- The flag of Greece
- IPC code: GRE
- NPC: Hellenic Paralympic Committee
- Website: www.paralympic.gr

in Pyeongchang
- Competitors: 1 in 1 sport
- Medals: Gold 0 Silver 0 Bronze 0 Total 0

Winter Paralympics appearances (overview)
- 2002; 2006; 2010; 2014; 2018; 2022; 2026;

= Greece at the 2018 Winter Paralympics =

Greece sent competitors to the 2018 Winter Paralympics in Pyeongchang, South Korea. One person represented Greece with snowboarder Konstantinos Petrakis. It is the first time a snowboarder has represented Greece at the Winter Paralympics. Greece first went to the Winter Paralympics in 2002. The 2018 Games are the fifth time they sent a team to the Winter Paralympics.

== Team ==

Greece is going to have a team that includes one snowboarder, Konstantinos Petrakis.
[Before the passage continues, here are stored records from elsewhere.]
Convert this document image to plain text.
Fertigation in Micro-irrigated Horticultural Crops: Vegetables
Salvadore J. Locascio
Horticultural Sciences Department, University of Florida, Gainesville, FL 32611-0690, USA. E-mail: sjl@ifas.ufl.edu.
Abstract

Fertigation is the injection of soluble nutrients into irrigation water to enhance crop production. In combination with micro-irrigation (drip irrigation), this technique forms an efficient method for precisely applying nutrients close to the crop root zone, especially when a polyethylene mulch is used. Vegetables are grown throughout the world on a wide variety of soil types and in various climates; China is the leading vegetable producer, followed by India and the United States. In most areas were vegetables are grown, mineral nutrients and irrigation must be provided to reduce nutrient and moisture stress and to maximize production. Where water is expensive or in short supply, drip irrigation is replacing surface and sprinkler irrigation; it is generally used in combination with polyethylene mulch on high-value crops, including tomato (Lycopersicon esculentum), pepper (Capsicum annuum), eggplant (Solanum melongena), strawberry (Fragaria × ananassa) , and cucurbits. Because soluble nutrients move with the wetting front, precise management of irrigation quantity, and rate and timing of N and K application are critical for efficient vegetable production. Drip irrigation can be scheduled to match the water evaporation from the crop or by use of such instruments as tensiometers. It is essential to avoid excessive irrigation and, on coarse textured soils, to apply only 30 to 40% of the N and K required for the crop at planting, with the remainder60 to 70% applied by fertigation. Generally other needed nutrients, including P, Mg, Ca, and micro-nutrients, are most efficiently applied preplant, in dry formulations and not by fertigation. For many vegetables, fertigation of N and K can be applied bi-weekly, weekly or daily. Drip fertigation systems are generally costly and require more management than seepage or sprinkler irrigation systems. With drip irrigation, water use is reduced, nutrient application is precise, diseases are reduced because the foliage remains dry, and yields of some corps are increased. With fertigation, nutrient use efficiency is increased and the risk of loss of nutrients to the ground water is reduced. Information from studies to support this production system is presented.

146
It is the first time a snowboarder has represented Greece at the Winter Paralympics.

The table below contains the list of members of people (called "Team Greece") that will be participating in the 2018 Games.

Team Greece
| Name | Sport | Gender | Classification | Events | ref |
|---|---|---|---|---|---|
| Konstantinos Petrakis | para-snowboarding | male | SB-UL | snowboard cross |  |

== History ==
Greece first went to the Winter Paralympics in 2002. The 2018 Games are the fifth time they sent a team to the Winter Paralympics.

== Para-snowboarding ==

=== Snowboarders ===
Konstantinos Petrakis is from Veria. Petrakis is only racing in the snowboard cross. He has won five medals in his career in the event.

=== Schedule and results ===
The snowboard cross event starts on 12 March. It goes from 10:30 AM to 5:00 PM for all classes for both men and women.